CRoaring icon indicating copy to clipboard operation
CRoaring copied to clipboard

Feature request: intersection, union, and difference with the tail of another bitmap

Open tudor opened this issue 1 year ago • 4 comments

I have two bitmaps a and b, I find one point inside b (say using an iterator), and then I want to intersect / union / compute the set difference of a with the tail of b after that point.

That is, I'd like the equivalent of

b.removeRange(0, x);
a &= b;

without the overhead of mutating b (the memmove from array containers shows up meaningfully in my CPU profile).

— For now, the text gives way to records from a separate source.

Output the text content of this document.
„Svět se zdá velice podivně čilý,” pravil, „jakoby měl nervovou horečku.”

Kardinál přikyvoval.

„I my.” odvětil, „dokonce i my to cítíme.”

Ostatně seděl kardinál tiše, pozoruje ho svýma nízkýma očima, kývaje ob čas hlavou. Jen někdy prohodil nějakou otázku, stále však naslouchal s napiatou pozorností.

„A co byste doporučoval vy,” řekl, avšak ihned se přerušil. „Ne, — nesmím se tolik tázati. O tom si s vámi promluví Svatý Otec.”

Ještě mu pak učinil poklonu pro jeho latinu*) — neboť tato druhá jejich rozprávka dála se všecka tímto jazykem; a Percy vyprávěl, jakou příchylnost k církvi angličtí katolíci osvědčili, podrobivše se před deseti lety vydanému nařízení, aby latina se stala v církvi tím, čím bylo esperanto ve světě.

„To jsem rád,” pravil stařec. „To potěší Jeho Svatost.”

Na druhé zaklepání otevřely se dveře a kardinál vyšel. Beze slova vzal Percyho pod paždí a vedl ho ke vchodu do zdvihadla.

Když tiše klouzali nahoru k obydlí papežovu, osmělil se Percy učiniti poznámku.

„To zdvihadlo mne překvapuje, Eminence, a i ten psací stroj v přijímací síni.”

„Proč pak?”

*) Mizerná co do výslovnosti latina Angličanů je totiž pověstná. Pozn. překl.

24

Roaring iterators already have all the information needed to implement this efficiently, and I sometimes need to walk through a to find the right spot (it's not as easy as rank(x)) so I'd prefer this:

auto it = b.begin();
it.move(x);
a.intersectTail(it);
// intersectRange(it, b.end()) would be nice too, but that means you have to be able to 
// deal with partial containers at both ends instead of just at the beginning so it's a bit
// harder to implement

Do you think this is worth implementing?

Thanks, -Tudor.

tudor avatar Feb 09 '24 19:02 tudor

I think we could support functions such as...

  • roaring_bitmap_and_inplace_range(a, b, start, end)
  • roaring_bitmap_andnot_inplace_range(a, b, start, end)
  • roaring_bitmap_or_inplace_range(a, b, start, end)
  • roaring_bitmap_xor_inplace_range(a, b, start, end)

would be nice too, but that means you have to be able to deal with partial containers at both ends instead of just at the beginning so it's a bit harder to implement

Is it? I suspect that there is a non-trivial fixed cost involved in starting to code this functionality, but the added complexity of handling both ends is probably not nearly 2x. It may take 15% longer, I would estimate. Of course, the result would be far neater.

lemire avatar Feb 09 '24 21:02 lemire

rages in off-by-one errors

tudor avatar Feb 09 '24 21:02 tudor

Also note that we'd have to implement out-of-place versions as well (at least at the container level), as in-place isn't really in-place for COW bitmaps.

tudor avatar Feb 09 '24 21:02 tudor

Right. So it is a non-trivial amount of work, for sure!!! My argument is that once you get started, it is not much more effort to do a symmetrical work.

It can't be done in a minutes, no matter what.

lemire avatar Feb 09 '24 22:02 lemire